Now, there’s nothing inherently wrong with this kind of marketing if your primary goal is to boost click-through rates. But the point of direct marketing is not – or rather, rarely should be – to get people to click links. No, the point of direct marketing is to convert leads to customers.
Let me frame it another way. If your business is like most American businesses, chances are that you’re getting relatively similar click-through rates to your competition. Yes, there are lots of things you can do to ensure a good click-through rate, and these things are relatively simple and intuitive. But your competition knows all of these tricks, too, and so is probably seeing similar success.
You can spend a lot of time and money boosting click-through rates, but let’s face it – there’s no click-through formula. Click-through involves a million factors that are outside of your control, which means that there is an invisible upper limit to the click-through rate of a given campaign.

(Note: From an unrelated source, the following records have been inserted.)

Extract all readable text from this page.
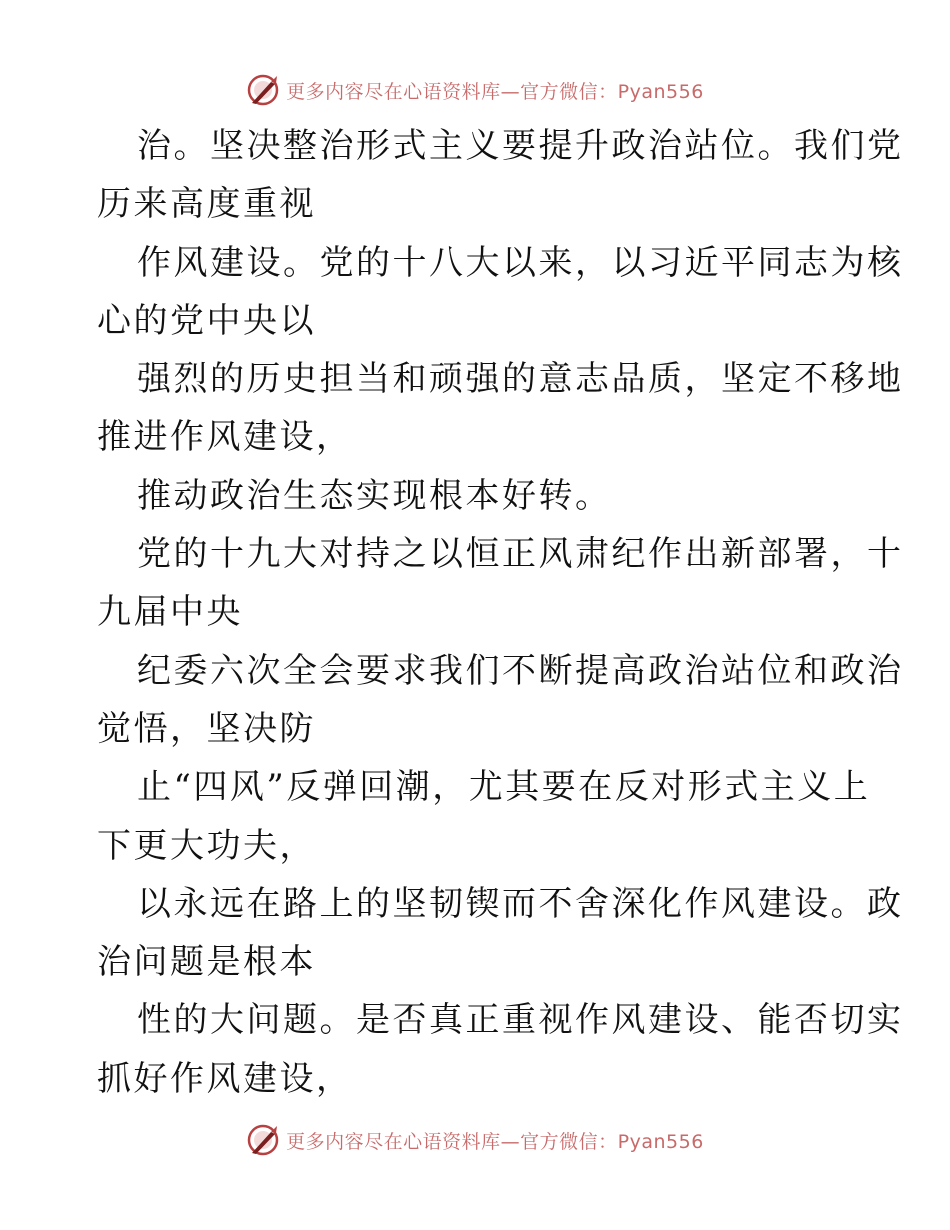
更多内容尽在心语资料库—官方微信：Pyan556

治。坚决整治形式主义要提升政治站位。我们党
历来高度重视

作风建设。党的十八大以来，以习近平同志为核
心的党中央以

强烈的历史担当和顽强的意志品质，坚定不移地
推进作风建设，

推动政治生态实现根本好转。

党的十九大对持之以恒正风肃纪作出新部署，十
九届中央

纪委六次全会要求我们不断提高政治站位和政治
觉悟，坚决防

止“四风”反弹回潮，尤其要在反对形式主义上
下更大功夫，

以永远在路上的坚韧锲而不舍深化作风建设。政
治问题是根本

性的大问题。是否真正重视作风建设、能否切实
抓好作风建设，

更多内容尽在心语资料库—官方微信：Pyan556
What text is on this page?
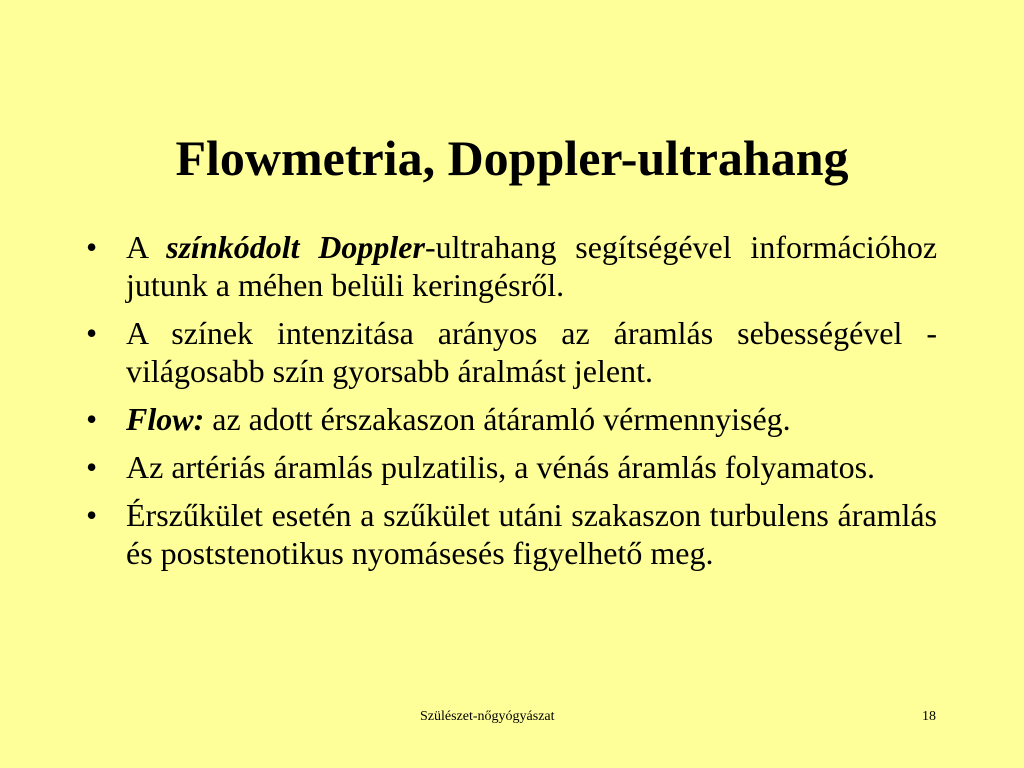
Flowmetria, Doppler-ultrahang
• A színkódolt Doppler-ultrahang segítségével információhoz jutunk a méhen belüli keringésről.
• A színek intenzitása arányos az áramlás sebességével - világosabb szín gyorsabb áralmást jelent.
• Flow: az adott érszakaszon átáramló vérmennyiség.
• Az artériás áramlás pulzatilis, a vénás áramlás folyamatos.
• Érszűkület esetén a szűkület utáni szakaszon turbulens áramlás és poststenotikus nyomásesés figyelhető meg.
Szülészet-nőgyógyászat	18
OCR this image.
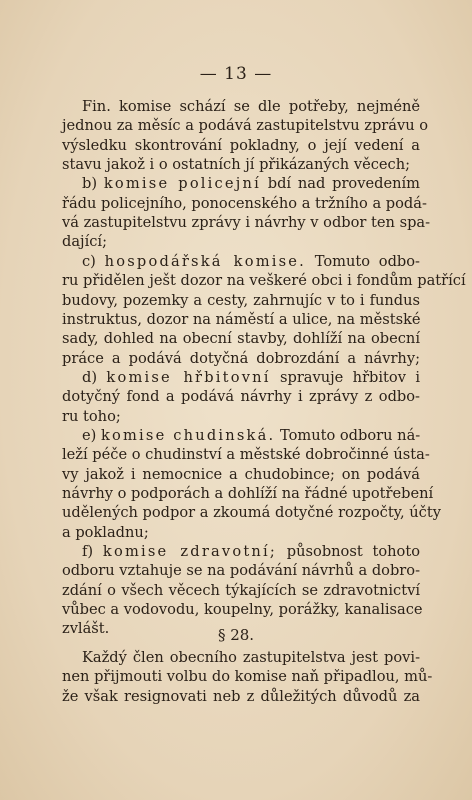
— 13 —
Fin. komise schází se dle potřeby, nejméně
jednou za měsíc a podává zastupitelstvu zprávu o
výsledku skontrování pokladny, o její vedení a
stavu jakož i o ostatních jí přikázaných věcech;
b) komise policejní bdí nad provedením
řádu policejního, ponocenského a tržního a podá-
vá zastupitelstvu zprávy i návrhy v odbor ten spa-
dající;
c) hospodářská komise. Tomuto odbo-
ru přidělen ješt dozor na veškeré obci i fondům patřící
budovy, pozemky a cesty, zahrnujíc v to i fundus
instruktus, dozor na náměstí a ulice, na městské
sady, dohled na obecní stavby, dohlíží na obecní
práce a podává dotyčná dobrozdání a návrhy;
d) komise hřbitovní spravuje hřbitov i
dotyčný fond a podává návrhy i zprávy z odbo-
ru toho;
e) komise chudinská. Tomuto odboru ná-
leží péče o chudinství a městské dobročinné ústa-
vy jakož i nemocnice a chudobince; on podává
návrhy o podporách a dohlíží na řádné upotřebení
udělených podpor a zkoumá dotyčné rozpočty, účty
a pokladnu;
f) komise zdravotní; působnost tohoto
odboru vztahuje se na podávání návrhů a dobro-
zdání o všech věcech týkajících se zdravotnictví
vůbec a vodovodu, koupelny, porážky, kanalisace
zvlášt.	§ 28.
Každý člen obecního zastupitelstva jest povi-
nen přijmouti volbu do komise naň připadlou, mů-
že však resignovati neb z důležitých důvodů za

So if so much of it is out of your control, you have two options. You can spend your time and money maximizing those elements which you can control to boost click-through, or you can focus on converting clickers to customers. The latter makes a lot more sense to me.
Here’s what your competition doesn’t know. Creating a single, targeted message with one call to action, while it may only boost click-through rates marginally, stands a much better chance of converting a would-be customer to an actual customer.
Am I saying forget click-through rates and focus entirely on conversion? That would be putting the cart before the horse a little bit. I recommend you do all the things you usually do for click-through: A-B testing, subject swaps, surveying and polling, etc. But remember that the more time you spend on click-through, the less time you have to spend on conversion – and conversion is where the money is.